There aren’t many requirements that would set you back from registering a DBA. Supposing you’re filing a DBA in your state and city of residence, the information you’ll need to have handy is your business’s legal structure, its legal name, what type of business you run, and of course, the DBA name you’ve chosen.
Suppose your business isn’t a sole proprietorship and you’re registering an out-of-state DBA. In that case, you’ll likely have to fill out a foreign qualification form specific to your business entity to compliantly engage in business within that state. Sole proprietors — you do not have to do this, so don’t worry.
Advantages Of A DBA
Acquiring a DBA comes with some notable benefits! Here are a few to consider:
- A DBA gives you better credibility as a business.
- It’s easier to market your business using a DBA.
- It’s easy and straightforward to change your DBA name. All you need to do is fill out a request through the agency that issued your DBA.
- A DBA gives you an extra layer of privacy, which is important for sole proprietorships.
- Registering a DBA is inexpensive, and although the costs depend on your location and business structure, you’ll usually only get around $20-$100 according to ZenBusiness’s research.
Disadvantages Of A DBA
Of course, there are a few important downsides to be aware of if you register for a DBA. Here are a few of the disadvantages:
- A DBA does not establish a new legal entity, so registering a fictitious business name won’t automatically make you an LLC or corporation if you’re a sole proprietor. (On the other hand, this could be seen as a huge benefit — getting to use a unique business name doesn’t mean you have to change business structures.)
- You do not own the rights to the name you’re doing business as, meaning an LLC or corporation could legally register their business using your trade name. Trademarking a business name is a different process.
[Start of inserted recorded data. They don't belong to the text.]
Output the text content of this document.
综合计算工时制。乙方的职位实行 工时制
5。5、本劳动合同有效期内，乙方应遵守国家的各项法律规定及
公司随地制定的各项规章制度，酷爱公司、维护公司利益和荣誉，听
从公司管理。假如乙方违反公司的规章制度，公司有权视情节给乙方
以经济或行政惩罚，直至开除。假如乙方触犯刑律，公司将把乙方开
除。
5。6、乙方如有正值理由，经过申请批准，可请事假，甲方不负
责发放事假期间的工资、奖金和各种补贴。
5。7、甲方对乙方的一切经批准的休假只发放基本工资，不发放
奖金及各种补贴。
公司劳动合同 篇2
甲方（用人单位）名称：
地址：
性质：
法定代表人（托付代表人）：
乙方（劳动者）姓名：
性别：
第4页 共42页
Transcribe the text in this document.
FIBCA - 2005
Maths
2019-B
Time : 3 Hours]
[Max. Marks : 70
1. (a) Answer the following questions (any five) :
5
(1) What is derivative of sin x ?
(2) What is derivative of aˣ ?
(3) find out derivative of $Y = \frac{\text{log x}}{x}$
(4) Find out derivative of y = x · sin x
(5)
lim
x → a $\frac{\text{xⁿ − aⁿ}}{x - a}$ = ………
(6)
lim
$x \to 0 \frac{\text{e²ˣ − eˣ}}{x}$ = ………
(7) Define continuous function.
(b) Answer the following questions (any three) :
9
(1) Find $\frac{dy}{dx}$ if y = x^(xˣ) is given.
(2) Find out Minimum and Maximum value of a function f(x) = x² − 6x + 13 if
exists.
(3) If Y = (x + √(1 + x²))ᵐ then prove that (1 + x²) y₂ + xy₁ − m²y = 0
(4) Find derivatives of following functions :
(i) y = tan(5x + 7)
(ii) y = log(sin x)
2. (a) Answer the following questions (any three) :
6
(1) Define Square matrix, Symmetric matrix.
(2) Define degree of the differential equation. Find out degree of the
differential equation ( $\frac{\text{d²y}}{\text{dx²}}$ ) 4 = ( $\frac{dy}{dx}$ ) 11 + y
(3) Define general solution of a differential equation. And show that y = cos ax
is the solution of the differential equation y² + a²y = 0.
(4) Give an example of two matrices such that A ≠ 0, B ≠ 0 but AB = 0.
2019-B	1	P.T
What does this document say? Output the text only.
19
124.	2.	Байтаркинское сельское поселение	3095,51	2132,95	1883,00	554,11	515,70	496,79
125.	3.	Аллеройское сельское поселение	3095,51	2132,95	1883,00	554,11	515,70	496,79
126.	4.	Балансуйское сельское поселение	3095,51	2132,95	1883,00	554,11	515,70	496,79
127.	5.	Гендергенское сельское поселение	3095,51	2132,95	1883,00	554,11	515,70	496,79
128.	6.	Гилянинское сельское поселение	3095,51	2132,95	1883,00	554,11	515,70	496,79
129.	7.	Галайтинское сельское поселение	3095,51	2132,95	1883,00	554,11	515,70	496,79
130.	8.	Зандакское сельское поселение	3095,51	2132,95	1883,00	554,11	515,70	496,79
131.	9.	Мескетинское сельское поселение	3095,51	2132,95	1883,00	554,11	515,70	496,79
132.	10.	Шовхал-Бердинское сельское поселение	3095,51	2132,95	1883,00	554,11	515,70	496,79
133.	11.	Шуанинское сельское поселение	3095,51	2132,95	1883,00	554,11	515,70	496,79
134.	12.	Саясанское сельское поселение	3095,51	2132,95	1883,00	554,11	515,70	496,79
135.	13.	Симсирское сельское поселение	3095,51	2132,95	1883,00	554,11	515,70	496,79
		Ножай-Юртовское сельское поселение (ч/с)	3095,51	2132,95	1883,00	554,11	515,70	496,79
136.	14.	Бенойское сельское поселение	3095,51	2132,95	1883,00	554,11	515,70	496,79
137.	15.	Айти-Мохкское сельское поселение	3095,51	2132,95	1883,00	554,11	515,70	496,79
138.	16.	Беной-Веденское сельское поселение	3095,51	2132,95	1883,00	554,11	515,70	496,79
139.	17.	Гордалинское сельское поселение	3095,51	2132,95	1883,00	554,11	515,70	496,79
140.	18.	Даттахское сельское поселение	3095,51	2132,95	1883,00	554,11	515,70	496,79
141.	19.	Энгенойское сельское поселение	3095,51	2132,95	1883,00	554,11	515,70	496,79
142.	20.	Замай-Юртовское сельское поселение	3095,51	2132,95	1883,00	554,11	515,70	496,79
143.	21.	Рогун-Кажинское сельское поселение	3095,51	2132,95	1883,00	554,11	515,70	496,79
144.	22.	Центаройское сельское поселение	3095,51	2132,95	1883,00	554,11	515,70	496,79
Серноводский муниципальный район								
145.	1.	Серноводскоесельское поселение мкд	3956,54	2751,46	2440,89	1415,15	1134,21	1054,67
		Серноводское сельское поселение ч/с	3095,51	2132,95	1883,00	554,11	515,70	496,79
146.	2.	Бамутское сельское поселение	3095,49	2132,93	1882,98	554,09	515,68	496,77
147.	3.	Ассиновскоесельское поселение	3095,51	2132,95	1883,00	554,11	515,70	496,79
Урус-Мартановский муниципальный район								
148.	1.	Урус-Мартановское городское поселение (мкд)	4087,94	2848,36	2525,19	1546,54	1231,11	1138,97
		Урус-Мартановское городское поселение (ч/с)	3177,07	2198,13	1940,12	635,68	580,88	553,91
- There are limitations to the kinds of trade names you can register — in Florida, for example, you’re not allowed to include “Incorporated” or “LLC” in your DBA unless that’s the type of legal business entity you’re registering. You can’t include words such as “bank” and “loan association” if your business is not a financial institution.
- You will need to renew your DBA about every five years. Your state or county may have a longer or shorter term.
Is A DBA A Legal Business Name?
A DBA is merely a trade name you decide to engage in business with; it’s not a shortcut to becoming an LLC or corporation. It provides no additional legal or financial protection and does not establish a new business entity.
Also, note that a DBA is recognized only where you’ve acquired valid registration.
Expect from the onset to file for a DBA in each city, county, and state you decide to do business.
Can You Get A Bank Account With A DBA?
A DBA is usually one of the documents you need to register a business bank account. Along with a DBA, you’re going to need your social security number or EIN, your DBA certificate, and some form of valid ID.
Bear in mind that if you don’t have different business bank accounts for each DBA you have, that could put you in serious financial trouble if you are audited or sued. Here’s our list of the best business bank accounts available for your small business.
When To Use A DBA
If you’re still on the fence, a DBA will be good for you if:
- A unique trade name would bring you more consistent business
- You want the flexibility that comes with a different trade name
- You need additional professional privacy that doesn’t automatically come with a sole proprietorship
- The name of your business can’t be used as a web domain (i.e., if the domain name has already been claimed)
- You don’t want the hassle of changing business structures
Is A DBA Right For Your Business?
A DBA sounds great, but what if you want to start an LLC or partnership and haven’t registered your business yet? Maybe you don’t know what legal structure your business needs. Check out this guide on how to register a business if you’re still unsure of the process and what options are available to you.
Congratulations on making it this far, and good luck on your journey!